Chemotherapy has been the mainstay treatment for most solid organ malignancies. The introduction of immunotherapy, which works by potentiating patients own immune system to control cancers, has revolutionised cancer management. A Nobel prize was awarded to two main researches, James P Allison and Tasuku Honjo, for discovering cancer therapy by inhibition of negative immune regulation.
Immunotherapy agents have been one of the main treatment modalities in melanomas showing around a 70% response rate with 58% of patients showing more than three years of survival in trials.
Immunotherapy has been used in lung cancer for some years, and, more recently, it has expanded into multiple other types of malignancies. In lung cancer with high PD-L1(programmed death-ligand 1) expression rate, median progression-free survival is around 10 months on immunotherapy alone compared to six months with chemotherapy.
Common instances where immunotherapy is used in cancer treatment include metastatic non-small cell lung cancers. maintenance treatment of stage III lung cancers following definitive chemo-radiotherapy, adjuvant treatment of high-risk melanomas, metastatic melanomas, clear cell renal cell cancers in first-line and second-line settings and oropharyngeal squamous cell cancers.
Long-term responses are seen in a considerable proportion of patients depending on type of cancer. Trials are under way combining immunotherapy with chemotherapy and there are access programs open in Australia for combined treatments. Examples are combining chemotherapy and immunotherapy in advanced lung cancers and triple negative breast cancers.
The expression of PD-L1 receptor levels in cancer tissue has been a predictor for response to immunotherapy. Commonly used immunotherapy agents in clinical practice include PD1 (Programmed cell death protein 1) inhibitors, PD-L1 inhibitors and CTLA-4 (Cytotoxic T-lymphocyte associated protein 4) inhibitors. There are multiple other types of immunomodulatory agents at various stages of development.
Immunotherapy is available under PBS for multiple solid organ malignancies including melanoma, lung cancer, renal cell cancer and head and neck squamous cell cancer.
The indications for immunotherapy are expanding. Several access programs are currently active in Australia, providing patients free access in different conditions.
Side effects seen with immunotherapy are quite different to chemotherapy related side effects. These include hepatitis, colitis, pneumonitis and endocrinopathies. Even though immunotherapy seems to be generally better tolerated than chemotherapy, some of these side effects can be life-threatening so early recognition is vital.
- Immunotherapy is used increasingly in solid organ malignancies
- Immunotherapy tends to be more tolerable compared to chemotherapy
- Combining chemotherapy with immunotherapy is a trend showing promising results but increasing the probability of side effects.
Immunotherapy agents – a key to acronyms:
- PD-1 (Programmed cell death protein 1)
- PD-L1/L2 (programmed death-ligand 1 and 2)
CTLA-4 (cytotoxic T-lymphocyte-associated protein 4)
- TIGIT (T-cell immunoreceptor with Ig and ITIM domains)
- BTLA (B- and T-lymphocyte attenuator)
- VISTA (V-domain Ig suppressor of T-cell activation)
- TIM-3 (T-cell immunoglobulin and mucin domain 3)

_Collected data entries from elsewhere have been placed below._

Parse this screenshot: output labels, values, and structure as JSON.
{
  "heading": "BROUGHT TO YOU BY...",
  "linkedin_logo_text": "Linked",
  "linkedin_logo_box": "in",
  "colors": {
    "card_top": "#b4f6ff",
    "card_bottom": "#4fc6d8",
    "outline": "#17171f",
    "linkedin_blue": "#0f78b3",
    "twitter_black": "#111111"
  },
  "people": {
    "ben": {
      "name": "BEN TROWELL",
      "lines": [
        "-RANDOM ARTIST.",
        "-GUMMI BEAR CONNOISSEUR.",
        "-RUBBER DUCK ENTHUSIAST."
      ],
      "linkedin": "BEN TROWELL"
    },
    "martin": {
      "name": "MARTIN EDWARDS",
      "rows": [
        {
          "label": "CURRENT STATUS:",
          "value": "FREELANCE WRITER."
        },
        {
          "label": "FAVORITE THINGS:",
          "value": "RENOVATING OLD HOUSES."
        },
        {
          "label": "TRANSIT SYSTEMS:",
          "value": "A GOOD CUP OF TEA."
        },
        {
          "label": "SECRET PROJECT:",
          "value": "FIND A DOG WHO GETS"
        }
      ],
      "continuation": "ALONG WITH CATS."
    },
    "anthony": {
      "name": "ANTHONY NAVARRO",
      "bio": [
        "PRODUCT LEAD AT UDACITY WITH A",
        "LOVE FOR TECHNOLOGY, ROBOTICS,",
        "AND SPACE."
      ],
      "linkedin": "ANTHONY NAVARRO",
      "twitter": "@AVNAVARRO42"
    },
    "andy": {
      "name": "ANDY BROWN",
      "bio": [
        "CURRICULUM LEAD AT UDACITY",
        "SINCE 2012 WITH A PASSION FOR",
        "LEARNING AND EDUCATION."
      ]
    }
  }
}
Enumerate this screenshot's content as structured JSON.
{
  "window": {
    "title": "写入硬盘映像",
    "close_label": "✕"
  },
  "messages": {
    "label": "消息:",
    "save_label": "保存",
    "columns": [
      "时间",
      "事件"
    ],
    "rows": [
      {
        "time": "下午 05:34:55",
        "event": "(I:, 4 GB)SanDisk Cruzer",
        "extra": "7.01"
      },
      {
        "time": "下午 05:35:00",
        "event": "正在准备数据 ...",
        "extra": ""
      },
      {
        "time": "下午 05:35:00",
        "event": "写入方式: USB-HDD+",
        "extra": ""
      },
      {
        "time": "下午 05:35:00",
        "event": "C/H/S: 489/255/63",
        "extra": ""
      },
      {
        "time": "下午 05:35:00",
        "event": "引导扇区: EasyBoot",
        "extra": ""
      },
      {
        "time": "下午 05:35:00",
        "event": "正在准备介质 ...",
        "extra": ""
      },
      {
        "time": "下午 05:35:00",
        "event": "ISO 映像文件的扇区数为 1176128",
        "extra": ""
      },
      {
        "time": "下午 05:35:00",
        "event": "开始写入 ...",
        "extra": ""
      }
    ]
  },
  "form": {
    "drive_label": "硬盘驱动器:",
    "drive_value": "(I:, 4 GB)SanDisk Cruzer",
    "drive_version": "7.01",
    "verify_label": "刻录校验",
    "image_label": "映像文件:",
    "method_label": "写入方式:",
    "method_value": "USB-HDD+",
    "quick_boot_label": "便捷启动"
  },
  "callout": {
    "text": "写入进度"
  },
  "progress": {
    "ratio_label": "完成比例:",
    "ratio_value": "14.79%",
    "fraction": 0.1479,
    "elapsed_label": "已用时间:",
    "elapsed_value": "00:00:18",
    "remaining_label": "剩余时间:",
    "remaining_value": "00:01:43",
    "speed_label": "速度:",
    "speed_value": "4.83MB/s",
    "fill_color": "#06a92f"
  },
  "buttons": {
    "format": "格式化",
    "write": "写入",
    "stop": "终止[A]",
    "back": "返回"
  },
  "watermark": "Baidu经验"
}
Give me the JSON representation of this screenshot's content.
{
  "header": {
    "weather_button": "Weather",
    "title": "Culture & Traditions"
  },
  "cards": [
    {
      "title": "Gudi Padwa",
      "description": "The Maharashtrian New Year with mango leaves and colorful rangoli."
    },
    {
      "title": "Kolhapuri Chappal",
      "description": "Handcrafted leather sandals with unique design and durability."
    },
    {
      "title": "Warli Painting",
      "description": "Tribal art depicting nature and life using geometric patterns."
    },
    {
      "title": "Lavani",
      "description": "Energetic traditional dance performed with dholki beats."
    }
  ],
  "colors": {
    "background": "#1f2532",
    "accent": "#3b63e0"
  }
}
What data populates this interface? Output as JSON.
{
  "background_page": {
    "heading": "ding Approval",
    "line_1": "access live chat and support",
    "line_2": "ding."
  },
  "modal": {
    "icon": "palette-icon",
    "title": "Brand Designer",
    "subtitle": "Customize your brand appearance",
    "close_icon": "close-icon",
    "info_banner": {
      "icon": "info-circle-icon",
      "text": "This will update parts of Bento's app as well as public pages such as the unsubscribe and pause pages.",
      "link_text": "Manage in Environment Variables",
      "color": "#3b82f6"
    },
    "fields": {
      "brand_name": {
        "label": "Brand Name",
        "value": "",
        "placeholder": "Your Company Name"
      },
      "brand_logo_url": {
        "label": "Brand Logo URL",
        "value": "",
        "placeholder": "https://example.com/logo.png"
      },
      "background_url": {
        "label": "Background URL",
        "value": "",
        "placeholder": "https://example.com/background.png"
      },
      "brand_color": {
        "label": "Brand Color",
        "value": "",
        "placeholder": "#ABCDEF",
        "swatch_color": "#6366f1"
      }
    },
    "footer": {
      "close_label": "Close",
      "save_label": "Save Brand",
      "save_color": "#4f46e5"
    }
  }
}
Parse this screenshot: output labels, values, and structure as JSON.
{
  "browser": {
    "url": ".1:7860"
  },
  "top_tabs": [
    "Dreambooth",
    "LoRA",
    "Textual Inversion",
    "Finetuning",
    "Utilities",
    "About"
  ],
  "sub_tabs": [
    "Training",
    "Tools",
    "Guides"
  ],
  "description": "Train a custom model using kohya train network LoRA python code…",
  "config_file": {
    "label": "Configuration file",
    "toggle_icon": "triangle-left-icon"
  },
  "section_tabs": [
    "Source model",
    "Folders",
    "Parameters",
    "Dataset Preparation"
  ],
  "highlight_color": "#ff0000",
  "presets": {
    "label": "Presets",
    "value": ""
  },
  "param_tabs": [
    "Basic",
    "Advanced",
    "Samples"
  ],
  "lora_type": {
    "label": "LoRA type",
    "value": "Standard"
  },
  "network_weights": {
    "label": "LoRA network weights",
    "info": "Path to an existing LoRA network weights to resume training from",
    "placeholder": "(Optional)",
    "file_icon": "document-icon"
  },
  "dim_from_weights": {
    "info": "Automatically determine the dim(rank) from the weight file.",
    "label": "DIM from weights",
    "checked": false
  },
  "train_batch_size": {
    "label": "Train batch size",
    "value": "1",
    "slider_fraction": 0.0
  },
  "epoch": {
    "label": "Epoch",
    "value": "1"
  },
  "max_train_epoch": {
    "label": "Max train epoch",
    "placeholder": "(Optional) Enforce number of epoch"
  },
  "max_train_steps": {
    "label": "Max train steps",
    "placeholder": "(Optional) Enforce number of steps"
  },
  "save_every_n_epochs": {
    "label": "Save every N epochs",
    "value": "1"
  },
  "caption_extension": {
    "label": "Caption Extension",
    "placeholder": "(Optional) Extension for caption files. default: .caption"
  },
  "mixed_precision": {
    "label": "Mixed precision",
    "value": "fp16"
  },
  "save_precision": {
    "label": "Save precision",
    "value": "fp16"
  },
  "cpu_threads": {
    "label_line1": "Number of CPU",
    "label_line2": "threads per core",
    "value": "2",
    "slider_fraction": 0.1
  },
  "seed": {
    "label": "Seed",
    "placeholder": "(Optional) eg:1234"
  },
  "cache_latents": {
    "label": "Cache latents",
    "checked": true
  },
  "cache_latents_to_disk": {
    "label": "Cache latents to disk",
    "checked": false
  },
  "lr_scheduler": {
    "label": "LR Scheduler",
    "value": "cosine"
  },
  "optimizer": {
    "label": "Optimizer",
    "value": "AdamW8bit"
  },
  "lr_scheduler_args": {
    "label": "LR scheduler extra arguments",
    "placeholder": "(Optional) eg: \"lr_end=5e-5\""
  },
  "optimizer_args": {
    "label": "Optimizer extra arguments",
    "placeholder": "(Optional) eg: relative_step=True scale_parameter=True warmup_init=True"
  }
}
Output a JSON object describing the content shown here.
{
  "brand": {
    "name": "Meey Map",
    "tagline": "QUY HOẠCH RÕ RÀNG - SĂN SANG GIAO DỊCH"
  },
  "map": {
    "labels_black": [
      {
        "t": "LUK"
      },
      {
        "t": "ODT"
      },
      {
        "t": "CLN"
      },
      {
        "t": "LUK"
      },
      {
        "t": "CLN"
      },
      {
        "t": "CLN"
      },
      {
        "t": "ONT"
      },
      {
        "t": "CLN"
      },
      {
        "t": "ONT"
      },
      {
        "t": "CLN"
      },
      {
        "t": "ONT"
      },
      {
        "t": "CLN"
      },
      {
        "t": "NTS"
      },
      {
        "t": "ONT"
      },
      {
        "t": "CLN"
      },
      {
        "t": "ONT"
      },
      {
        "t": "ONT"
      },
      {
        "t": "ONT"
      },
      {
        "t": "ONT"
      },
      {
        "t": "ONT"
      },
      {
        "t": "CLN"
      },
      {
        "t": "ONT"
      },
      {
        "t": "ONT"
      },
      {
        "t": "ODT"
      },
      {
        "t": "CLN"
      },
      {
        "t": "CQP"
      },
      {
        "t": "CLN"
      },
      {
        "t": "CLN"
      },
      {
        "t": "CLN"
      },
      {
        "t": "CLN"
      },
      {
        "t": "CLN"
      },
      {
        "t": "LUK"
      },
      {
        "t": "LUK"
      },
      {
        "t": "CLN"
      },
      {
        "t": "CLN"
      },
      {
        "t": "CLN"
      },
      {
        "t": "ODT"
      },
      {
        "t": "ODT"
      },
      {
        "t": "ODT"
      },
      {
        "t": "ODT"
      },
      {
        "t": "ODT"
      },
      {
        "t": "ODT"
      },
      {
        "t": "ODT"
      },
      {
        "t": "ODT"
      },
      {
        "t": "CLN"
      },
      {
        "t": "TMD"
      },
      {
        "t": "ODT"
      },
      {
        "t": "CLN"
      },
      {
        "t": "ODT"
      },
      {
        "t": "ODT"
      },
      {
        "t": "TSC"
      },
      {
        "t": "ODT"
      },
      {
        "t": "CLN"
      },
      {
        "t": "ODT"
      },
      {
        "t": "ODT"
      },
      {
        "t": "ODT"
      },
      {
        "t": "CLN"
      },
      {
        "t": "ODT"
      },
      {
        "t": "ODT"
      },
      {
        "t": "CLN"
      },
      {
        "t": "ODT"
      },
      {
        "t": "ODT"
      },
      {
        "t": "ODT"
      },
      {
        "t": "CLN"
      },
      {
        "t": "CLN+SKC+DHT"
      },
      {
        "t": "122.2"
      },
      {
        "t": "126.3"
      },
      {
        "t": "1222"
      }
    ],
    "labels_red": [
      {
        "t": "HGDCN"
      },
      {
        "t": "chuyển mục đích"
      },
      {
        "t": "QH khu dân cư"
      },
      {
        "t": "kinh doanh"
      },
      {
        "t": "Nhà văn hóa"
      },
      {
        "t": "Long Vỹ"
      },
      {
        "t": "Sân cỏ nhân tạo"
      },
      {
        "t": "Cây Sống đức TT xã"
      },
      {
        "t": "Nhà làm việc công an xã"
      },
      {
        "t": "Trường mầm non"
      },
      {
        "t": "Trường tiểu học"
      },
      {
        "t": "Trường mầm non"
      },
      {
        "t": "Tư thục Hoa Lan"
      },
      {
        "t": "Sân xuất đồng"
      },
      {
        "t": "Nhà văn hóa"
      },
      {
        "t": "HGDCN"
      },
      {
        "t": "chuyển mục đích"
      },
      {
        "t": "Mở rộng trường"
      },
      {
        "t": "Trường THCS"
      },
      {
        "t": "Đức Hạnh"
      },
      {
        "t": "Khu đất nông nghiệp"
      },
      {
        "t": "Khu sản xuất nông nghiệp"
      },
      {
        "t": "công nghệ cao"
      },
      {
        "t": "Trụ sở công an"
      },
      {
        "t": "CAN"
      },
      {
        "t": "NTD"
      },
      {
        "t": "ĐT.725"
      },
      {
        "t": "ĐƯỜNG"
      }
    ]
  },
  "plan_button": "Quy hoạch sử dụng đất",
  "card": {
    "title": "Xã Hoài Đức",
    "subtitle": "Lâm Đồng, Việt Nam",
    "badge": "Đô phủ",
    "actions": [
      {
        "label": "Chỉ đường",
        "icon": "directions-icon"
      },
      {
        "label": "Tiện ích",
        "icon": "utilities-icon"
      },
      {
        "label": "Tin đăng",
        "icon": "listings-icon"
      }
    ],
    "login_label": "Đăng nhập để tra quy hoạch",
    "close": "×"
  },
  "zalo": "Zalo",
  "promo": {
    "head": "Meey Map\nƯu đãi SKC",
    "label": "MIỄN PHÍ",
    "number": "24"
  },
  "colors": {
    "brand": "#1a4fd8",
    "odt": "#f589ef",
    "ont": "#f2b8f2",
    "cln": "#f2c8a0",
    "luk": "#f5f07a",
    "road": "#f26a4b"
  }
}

- GITR-Glucocorticoid-induced tumour necrosis factor (TNF)-like receptor
Immunotherapy agents currently in common use in Australia for treatment of solid organ malignancies:
- Nivolumab: melanoma, non-small cell lung cancers, head and neck cancers , clear cell renal cell cancers
- Pembrolizumab: melanoma, non-small cell lung cancers, urothelial cancers
- Durvalumab: non-small cell lung cancers
- Atezolizumab: non-small cell lung cancers
References available on request.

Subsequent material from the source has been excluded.